Reports included suggestions of “something flying through the air that looked like a shooting star or rocket”, complete with green light and in one case, a flash of flame, which suddenly disappeared.

By yesterday morning not a scrap of wreckage had turned up, however. And NSRI spokesman Craig Lambinon reported that what the witnesses were likely to have seen was in fact “meteorite fall”.

He said it had come to light that an Airlink pilot reported seeing “what he believed to be a meteorite fall across the western part of the Western Cape, at the same time as the crash sightings”.

“The pilot had just reached cruising altitude in an Airlink passenger plane after taking off from Durban’s airport, heading towards Cape Town.”

Lambinon added that more witnesses at the Cape Town International Airport also reported seeing what was believed to be a meteorite fly across the West Coast skyline.


In spite of monitoring the situation throughout the night, Lambinon said there were no reports of any helicopter either overdue at its destination or missing.

Asked to comment on the meteorite theory,

Case Rijsdijk, who writes a regular astronomy column in The Good Weekend, said, however, that it was unlikely to have been a meteorite, although he couldn’t offer an alternative explanation either.

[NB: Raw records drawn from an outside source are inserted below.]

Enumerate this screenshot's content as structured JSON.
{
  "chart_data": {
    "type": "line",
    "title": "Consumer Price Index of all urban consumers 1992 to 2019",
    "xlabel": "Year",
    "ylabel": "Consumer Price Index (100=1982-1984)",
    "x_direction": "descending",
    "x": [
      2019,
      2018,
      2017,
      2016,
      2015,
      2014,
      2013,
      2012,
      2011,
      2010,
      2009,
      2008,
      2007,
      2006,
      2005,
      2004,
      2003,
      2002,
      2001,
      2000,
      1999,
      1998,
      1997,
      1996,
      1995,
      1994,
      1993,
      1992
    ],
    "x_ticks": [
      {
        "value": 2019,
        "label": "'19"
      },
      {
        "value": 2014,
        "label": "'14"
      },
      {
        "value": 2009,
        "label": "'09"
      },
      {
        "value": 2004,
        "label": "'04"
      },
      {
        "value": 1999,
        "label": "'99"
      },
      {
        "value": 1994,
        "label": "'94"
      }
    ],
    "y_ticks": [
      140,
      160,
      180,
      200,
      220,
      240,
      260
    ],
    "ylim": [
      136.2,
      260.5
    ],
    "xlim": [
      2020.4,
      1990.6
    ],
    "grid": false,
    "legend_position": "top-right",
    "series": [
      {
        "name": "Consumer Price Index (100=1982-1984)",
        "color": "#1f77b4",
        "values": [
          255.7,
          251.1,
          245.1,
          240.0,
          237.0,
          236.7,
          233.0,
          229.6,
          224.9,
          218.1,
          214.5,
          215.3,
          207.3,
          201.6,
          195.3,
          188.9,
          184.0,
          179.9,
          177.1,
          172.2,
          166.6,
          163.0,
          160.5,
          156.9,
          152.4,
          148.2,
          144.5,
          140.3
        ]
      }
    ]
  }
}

“If a meteorite the size of a helicopter had hit the sea just off Blouberg, the whole world would know about it. That would be a real event,” he said.

“It could have been a small fireball the size of your fist, but that is unlikely to have plunged into the sea.

“So many people saw so many different things – one person was quoted as smelling aviation fuel – that it’s impossible to say what it was,” he added.


The NSRI also confirmed that a similar incident took place in Cape Town last year.

“Approximately a year ago, witnesses claimed to have seen flares being fired from an aeroplane that crashed into the sea between Melkbosstrand and Saldanha Bay, but an off-duty Cape Town International Airport employee who was driving near the scene heard the reports and called in.

“He confirmed to the NSRI that it was without a doubt a meteorite falling across the sky at the same time that other witnesses had thought they had seen an aeroplane.”